PEOPL: Characterizing Privately Encoded Open Datasets with Public Labels (PEOPL: Characterizing Privately Encoded Open Datasets with Public Labels)

Homa Esfahanizadeh,Adam Yala,Rafael G. L. D'Oliveira,Andrea J. D. Jaba,Victor Quach,Ken R. Duffy,Tommi S. Jaakkola,Vinod Vaikuntanathan,Manya Ghobadi,Regina Barzilay,Muriel Médard

from arxiv, Submitted to IEEE Transactions on Information Forensics and Security

Allowing organizations to share their data for training of machine learning (ML) models without unintended information leakage is an open problem in practice. A promising technique for this still-open problem is to train models on the encoded data. Our approach, called Privately Encoded Open Datasets with Public Labels (PEOPL), uses a certain class of randomly constructed transforms to encode sensitive data. Organizations publish their randomly encoded data and associated raw labels for ML training, where training is done without knowledge of the encoding realization. We investigate several important aspects of this problem: We introduce information-theoretic scores for privacy and utility, which quantify the average performance of an unfaithful user (e.g., adversary) and a faithful user (e.g., model developer) that have access to the published encoded data. We then theoretically characterize primitives in building families of encoding schemes that motivate the use of random deep neural networks. Empirically, we compare the performance of our randomized encoding scheme and a linear scheme to a suite of computational attacks, and we also show that our scheme achieves competitive prediction accuracy to raw-sample baselines. Moreover, we demonstrate that multiple institutions, using independent random encoders, can collaborate to train improved ML models.
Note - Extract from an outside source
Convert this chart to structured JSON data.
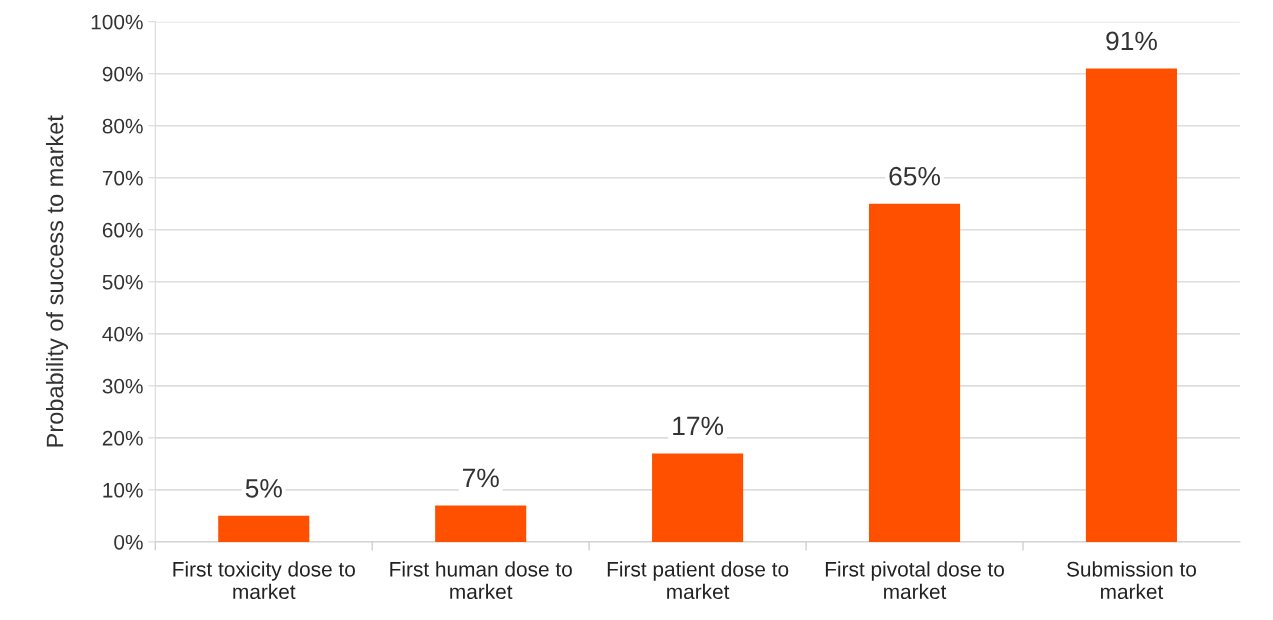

翻译：PEOPL：用公共标签表征私密编码开放数据集。让组织能够共享数据，以用于机器学习（ML）模型的训练，而不会意外泄露信息仍是一个实际中有待解决的难题。这个问题的一个有前途的技术是在编码数据上进行训练。我们的方法称为具有公共标签的私密编码开放数据集（PEOPL），使用特定类别的随机生成的变换对敏感数据进行编码。组织发布其随机编码的数据和相关的原始标签，用于 ML 训练，在没有编码实现知识的情况下进行训练。我们调查了这个问题的几个重要方面：我们引入了隐私和效用的信息论分数，用以量化具有发布编码数据访问权限的不忠实用户 (例如，对手) 和忠实用户 (例如，模型开发者) 的平均性能。然后我们从理论上表征构建编码方案族的原语，这些原语鼓励使用随机深度神经网络。从经验角度出发，我们将我们的随机编码方案和一个线性方案与一系列计算攻击进行比较，并且我们还展示我们的方案与原始样本基线具有可比的预测准确性。此外，我们证明了多个机构使用独立的随机编码器可以合作训练出更好的 ML 模型。